City of Joburg and unions ‘do away’ with wildcat strikes

Samwu members are seen among trash dumped by a municipal truck in the Pretoria CBD during the third day of protests over wage increases, 31 July 2019, Pretoria. Picture: Jacques Nelles

Samwu members are seen among trash dumped by a municipal truck in the Pretoria CBD during the third day of protests over wage increases, 31 July 2019, Pretoria. Picture: Jacques Nelles

The historic agreement between the city and labour unions will remain in place irrespective of which party is in power.

The City of Johannesburg and labour unions representing municipal workers have entered into an agreement that seeks to do away with wildcat strikes. The agreement will also involve labour in the city’s budget planning process.

The South African Municipal Workers’ Union (Samwu) and the Independent Municipal and Allied Trade Union (Imatu) in the Johannesburg region signed the legally binding memorandum of understanding (MoU), said to be the first of its kind, with the city on Monday.

Regulated strike action

“We have the right to strike, we have not signed anything away,” said Imatu regional chairperson Keith Swanepoel. He explained that what the unions have signed clarifies the process that needs to be followed in the event that a labour dispute arises.

The MoU aims to maintain “stable” relations between the city and organised labour so as to not disrupt services to Johannesburg residents. The document states that “work stoppages, particularly those that disrupt service delivery, must be a method of last resort”.

“All parties must engage with one another in good faith, from a problem-solving perspective and with a view to minimise the scope for conflict,” the document states.

Johannesburg mayor Herman Mashaba told the media that since the new administration was elected to office the city has been fortunate enough not to have had any devastating protests, but that a framework is now in place to regulate the process long before any protest takes place.

Spontaneous strike action that hasn’t followed the relevant process will be halted.

The MoU also provides protection for municipal property and workers who are not protesting.

Union involvement in city budget for the first time 

Another key aspect of the agreement is the involvement of unions when the city’s annual budget is being drafted or adjusted. In the same vein, labour will also be consulted when the city develops its strategic plan and integrated development plan.

“I think in the past, when I took over the administration, the unions were never party to the planning,” said Mashaba. “I cannot see any organisation being private or public where you don’t involve people who must execute.”

Samwu regional chair Vuyani Singonzo said this will also enhance transparency between the unions and in turn “manage perceptions”.

While labour will assist in informing the budget in terms of operations, wage and salary issues will still be handled at the National Bargaining Council.

“We are a stakeholder and we need to know what is happening there [in the budget] … it will enhance our trust whenever we negotiate at the bargaining council,” said Singonzo.

Further, Singonzo said the MoU will not be read as a document that compromises the needs of the workers, as it commits to reskilling members and reinforces some of the governance structures that exist in employment relations.

He said unions were not always “strike happy”, explaining that protest action was a pain for labour because it meant “no work, no pay”.

“With this MoU we are going to benefit because it is going to make sure that whoever was supposed to take a decision in resolving any matter that arises, they should have resolved it.
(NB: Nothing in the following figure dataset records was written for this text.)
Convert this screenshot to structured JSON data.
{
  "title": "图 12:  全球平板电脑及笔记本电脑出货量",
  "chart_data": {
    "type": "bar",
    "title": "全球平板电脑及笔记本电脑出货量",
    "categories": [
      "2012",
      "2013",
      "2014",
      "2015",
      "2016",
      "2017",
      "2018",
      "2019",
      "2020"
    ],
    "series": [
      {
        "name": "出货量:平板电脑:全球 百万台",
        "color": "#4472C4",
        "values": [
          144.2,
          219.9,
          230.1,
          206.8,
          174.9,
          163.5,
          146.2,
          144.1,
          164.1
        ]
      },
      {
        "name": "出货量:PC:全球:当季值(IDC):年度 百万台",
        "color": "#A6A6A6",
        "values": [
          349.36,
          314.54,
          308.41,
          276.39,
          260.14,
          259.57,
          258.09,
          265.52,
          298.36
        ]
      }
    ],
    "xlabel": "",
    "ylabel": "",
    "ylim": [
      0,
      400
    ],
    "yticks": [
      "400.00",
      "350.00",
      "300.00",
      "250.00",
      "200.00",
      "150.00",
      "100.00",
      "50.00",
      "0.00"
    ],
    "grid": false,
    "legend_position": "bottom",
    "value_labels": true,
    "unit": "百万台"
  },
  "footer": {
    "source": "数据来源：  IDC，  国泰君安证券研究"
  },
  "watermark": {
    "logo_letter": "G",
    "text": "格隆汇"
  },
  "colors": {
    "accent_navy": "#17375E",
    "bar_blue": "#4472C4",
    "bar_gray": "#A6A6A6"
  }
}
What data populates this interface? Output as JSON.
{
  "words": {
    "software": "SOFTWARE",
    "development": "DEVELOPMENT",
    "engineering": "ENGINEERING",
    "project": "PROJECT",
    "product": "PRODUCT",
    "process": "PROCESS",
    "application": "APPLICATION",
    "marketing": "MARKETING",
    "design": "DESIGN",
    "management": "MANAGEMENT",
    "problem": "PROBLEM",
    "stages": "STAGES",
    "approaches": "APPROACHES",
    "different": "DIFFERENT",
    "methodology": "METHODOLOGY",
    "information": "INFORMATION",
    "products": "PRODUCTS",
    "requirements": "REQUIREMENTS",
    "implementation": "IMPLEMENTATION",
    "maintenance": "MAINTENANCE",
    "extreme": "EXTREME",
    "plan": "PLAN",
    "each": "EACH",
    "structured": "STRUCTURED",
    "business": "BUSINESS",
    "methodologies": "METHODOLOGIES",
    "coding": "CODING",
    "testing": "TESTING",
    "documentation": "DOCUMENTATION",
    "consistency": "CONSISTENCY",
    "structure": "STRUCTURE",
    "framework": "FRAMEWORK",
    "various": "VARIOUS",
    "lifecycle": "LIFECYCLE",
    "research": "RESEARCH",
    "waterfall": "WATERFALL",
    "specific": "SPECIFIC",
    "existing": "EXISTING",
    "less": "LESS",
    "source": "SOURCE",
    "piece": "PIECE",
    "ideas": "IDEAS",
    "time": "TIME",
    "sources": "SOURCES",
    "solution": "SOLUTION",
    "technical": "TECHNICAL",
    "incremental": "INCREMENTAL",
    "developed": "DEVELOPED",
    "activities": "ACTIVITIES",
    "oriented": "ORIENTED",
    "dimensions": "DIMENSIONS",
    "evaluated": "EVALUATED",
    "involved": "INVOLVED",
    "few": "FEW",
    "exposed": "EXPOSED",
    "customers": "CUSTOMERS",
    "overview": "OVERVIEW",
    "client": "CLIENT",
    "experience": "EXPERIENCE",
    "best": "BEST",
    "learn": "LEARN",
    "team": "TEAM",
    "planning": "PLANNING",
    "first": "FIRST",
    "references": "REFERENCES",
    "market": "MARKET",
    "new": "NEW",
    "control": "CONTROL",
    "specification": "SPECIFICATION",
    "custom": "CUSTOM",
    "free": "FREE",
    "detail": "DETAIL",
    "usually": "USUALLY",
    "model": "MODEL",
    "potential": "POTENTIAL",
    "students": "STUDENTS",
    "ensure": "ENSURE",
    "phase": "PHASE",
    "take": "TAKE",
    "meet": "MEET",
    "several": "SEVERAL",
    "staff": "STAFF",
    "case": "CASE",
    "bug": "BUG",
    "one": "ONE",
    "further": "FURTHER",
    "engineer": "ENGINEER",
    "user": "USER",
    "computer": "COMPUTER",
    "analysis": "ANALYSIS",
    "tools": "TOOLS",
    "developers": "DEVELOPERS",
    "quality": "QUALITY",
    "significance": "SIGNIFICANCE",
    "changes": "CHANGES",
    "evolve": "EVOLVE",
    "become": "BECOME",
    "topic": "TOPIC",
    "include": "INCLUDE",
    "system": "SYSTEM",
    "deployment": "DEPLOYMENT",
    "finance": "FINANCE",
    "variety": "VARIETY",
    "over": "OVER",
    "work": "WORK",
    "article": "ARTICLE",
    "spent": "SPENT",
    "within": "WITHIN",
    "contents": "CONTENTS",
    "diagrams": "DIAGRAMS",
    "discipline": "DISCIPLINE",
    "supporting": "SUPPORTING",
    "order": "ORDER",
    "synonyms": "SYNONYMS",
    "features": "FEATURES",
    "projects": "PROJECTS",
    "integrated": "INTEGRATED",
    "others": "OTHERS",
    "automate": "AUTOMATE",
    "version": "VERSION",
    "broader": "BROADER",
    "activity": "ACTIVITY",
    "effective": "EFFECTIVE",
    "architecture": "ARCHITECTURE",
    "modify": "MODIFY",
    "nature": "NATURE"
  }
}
If it leads to a strike it must be investigated,” Singonzo said.

Legally binding

“In the event that any of the parties breach this MoU, the enforcement procedures require binding arbitration with powers to award costs or necessitate disciplinary action against any employee of the city,” said Mashaba.

The agreement cannot be amended or withdrawn without the consent of all three parties, meaning that irrespective of which party is governing the city, the MoU will remain in force. It will also remain in place regardless of which political party in power.

The agreement comes as Mashaba is facing headwinds regarding his time as mayor as a motion of no confidence against him looms.

He told the media that he does not know what will happen on Thursday when the motion is debated.

The DA mayor survived attempts to remove him in 2017, with the much-needed backing of the EFF. It remains to be seen whether he will escape the hammer now on the back of comments by the red berets who have vowed to not vote for either the DA or the ANC.